- Interactive map of Blackduck State Forest

Geography
- Location: Beltrami and Itasca counties, Minnesota, United States
- Coordinates: 47°38′32″N 94°20′23″W﻿ / ﻿47.64215°N 94.3396°W
- Area: 125,529 acres (50,800 ha)

Administration
- Established: 1935
- Authority: Minnesota Department of Natural Resources, Counties
- Website: www.dnr.state.mn.us/state_forests/sft00008/index.html

Ecology
- WWF Classification: Western Great Lakes forests
- EPA Classification: Northern Lakes and Forests

= Blackduck State Forest =

State forest in Minnesota, United States

The Blackduck State Forest is a state forest near the town of Blackduck, located in Beltrami and Itasca counties in Minnesota. It is adjacent to the Buena Vista State Forest and the federally managed Chippewa National Forest. It is managed primarily by the Minnesota Department of Natural Resources and the counties.

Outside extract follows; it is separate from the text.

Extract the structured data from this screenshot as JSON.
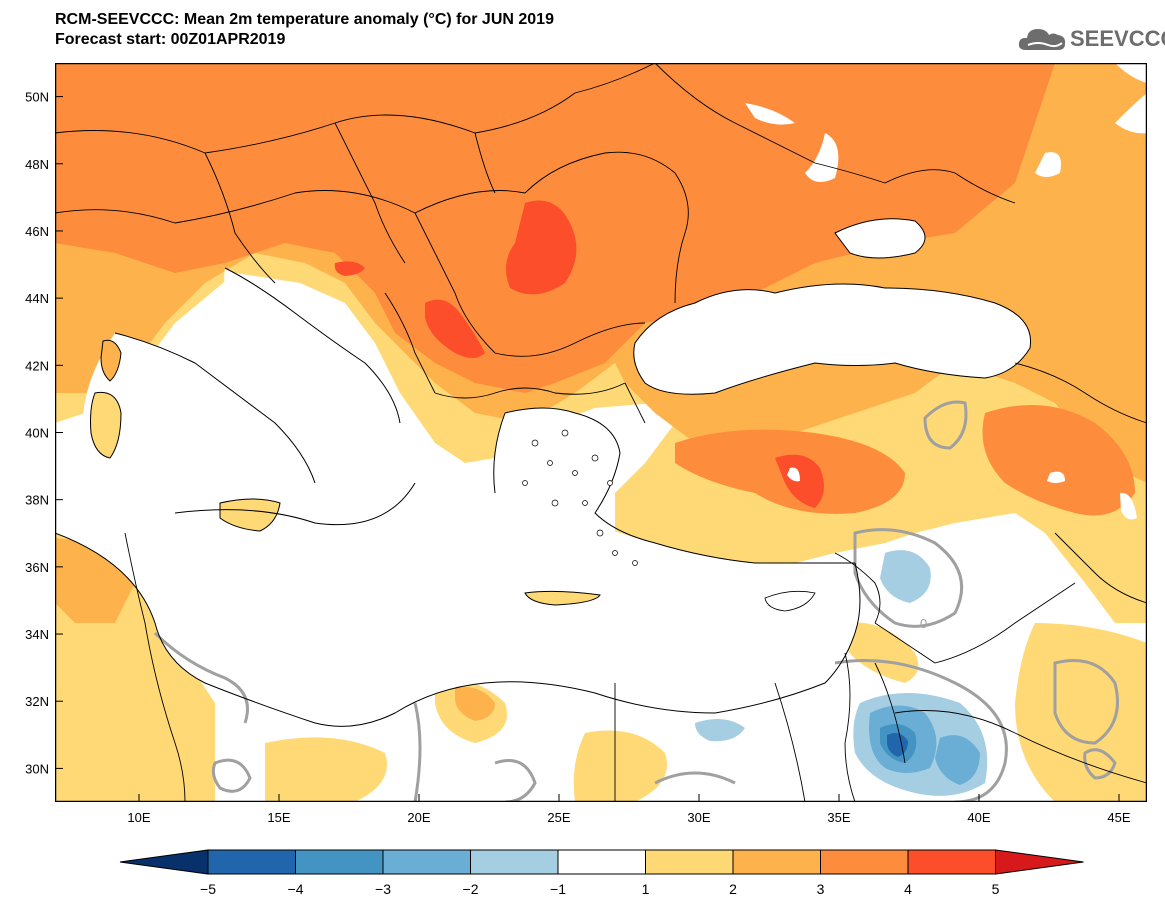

The landscape is hilly and mixed soils are a result of the area's glacial history. Aspen and northern hardwoods dominate the upland sites, and black spruce, tamarack, and northern white cedar cover lowland sites.

Outdoor recreation opportunities include cross-country skiing, snowmobiling and hiking trails. Hunting and picnicking sites are located through the forest, and there is boating access to the Chippewa Forest's waters.